今回の北部会では「若手研究者が支える薬理学」というテーマを掲げさせていただきました。ご存知のように北部会は自由な雰囲気で活発なディスカッションが行われ、会員同士の交流も親密です。若い頃にはあまり感じておりませんでしたが、今になって振り返るとそのような北部会のなかで育てていただいたことが良く分かります。若手(子孫)を育てるということは生物の営みそのものであり、薬理学会(社会)を支え、継続するために欠かせないことです。そのためにも、これからの薬理学を支えて行く北部会の若手研究者に多数参加してもらうことを願って、本テーマといたしました。
学会2日目の午後には薬剤耐性菌をテーマとした市民公開講座を開催いたします。薬剤耐性菌の問題は、病院内だけではなく、社会全体、さらに世界規模での問題でもあり、昨年の伊勢志摩サミットでも「薬剤耐性菌対策」が取り上げられました。本市民公開講座では、この分野の第一人者である東北大学の賀来満夫教授に「感染症に薬が効かなくなる?」と題して、ご講演をいただくことにしております。

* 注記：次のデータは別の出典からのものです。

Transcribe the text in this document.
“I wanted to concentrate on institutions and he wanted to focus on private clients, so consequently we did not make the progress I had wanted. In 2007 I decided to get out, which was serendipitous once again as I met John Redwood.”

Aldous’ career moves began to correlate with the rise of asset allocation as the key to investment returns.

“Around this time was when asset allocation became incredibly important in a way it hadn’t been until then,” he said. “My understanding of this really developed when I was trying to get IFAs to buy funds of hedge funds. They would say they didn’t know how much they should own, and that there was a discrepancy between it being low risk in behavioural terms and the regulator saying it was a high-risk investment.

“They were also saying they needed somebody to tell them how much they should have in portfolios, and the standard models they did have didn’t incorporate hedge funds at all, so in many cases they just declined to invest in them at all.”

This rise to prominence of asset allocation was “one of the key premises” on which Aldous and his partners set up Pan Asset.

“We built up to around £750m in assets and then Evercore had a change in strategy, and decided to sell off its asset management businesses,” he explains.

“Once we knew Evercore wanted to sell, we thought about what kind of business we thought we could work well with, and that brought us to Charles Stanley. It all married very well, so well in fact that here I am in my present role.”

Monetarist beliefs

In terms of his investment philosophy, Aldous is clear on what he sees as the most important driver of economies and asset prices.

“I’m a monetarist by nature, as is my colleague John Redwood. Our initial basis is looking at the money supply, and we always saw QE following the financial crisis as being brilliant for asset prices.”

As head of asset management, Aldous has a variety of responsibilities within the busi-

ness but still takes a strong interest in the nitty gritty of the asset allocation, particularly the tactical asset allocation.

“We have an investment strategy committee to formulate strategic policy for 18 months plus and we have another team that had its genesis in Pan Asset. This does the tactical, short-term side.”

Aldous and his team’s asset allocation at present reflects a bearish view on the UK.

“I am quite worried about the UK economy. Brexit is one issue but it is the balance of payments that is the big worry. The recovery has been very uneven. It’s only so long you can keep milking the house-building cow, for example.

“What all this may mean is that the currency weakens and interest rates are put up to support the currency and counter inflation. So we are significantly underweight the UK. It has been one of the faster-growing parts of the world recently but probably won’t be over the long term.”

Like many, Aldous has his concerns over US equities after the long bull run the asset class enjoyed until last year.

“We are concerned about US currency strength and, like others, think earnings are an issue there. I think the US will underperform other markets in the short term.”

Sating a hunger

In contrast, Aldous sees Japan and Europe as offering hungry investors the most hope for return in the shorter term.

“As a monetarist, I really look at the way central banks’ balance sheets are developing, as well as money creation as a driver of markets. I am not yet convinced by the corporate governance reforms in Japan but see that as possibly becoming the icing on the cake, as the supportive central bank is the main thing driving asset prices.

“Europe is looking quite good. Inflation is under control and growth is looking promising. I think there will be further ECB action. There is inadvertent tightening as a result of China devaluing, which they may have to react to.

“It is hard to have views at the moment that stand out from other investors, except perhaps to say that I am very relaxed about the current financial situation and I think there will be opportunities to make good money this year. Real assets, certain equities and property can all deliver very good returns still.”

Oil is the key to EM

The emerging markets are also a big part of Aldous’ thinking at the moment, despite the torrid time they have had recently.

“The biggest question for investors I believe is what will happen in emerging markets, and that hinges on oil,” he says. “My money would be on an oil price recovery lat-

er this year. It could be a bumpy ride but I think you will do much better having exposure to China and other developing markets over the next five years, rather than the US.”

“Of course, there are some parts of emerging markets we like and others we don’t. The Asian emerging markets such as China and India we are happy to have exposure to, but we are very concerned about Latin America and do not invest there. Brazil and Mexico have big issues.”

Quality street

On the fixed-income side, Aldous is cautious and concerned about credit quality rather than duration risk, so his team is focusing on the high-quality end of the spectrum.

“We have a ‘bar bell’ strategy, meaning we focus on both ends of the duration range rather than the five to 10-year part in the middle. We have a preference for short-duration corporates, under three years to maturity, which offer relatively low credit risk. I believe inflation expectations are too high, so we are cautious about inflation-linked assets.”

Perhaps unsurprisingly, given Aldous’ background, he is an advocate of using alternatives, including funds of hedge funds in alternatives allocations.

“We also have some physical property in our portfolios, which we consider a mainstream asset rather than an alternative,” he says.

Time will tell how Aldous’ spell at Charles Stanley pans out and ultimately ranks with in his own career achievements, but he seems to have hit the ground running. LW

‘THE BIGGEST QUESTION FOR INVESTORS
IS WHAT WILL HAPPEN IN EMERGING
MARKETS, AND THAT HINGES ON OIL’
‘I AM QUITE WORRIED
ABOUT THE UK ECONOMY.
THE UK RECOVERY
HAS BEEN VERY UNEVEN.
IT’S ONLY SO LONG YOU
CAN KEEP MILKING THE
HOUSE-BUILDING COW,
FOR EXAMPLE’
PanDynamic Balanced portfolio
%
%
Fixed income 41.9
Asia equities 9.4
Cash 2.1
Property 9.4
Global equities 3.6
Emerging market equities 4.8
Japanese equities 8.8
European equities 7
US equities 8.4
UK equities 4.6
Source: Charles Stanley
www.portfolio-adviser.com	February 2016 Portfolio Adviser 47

また、学会の翌日9月17日(日)には、「日本一の芋煮会フェスティバル」が開催されます。抄録集の表紙デザインには、その芋煮会に使われる「直径6メートルの大鍋」を用いましたが、そこには、北部会の若手研究者に日本一になってもらいたいとの思いを込めております。
久しぶりに山形に来ていただきますので、会員の皆さまにとって実り多い学会になることを第一に考え、教室員一同、鋭意努力しております。秋の山形でお会いできることを心より楽しみにしております。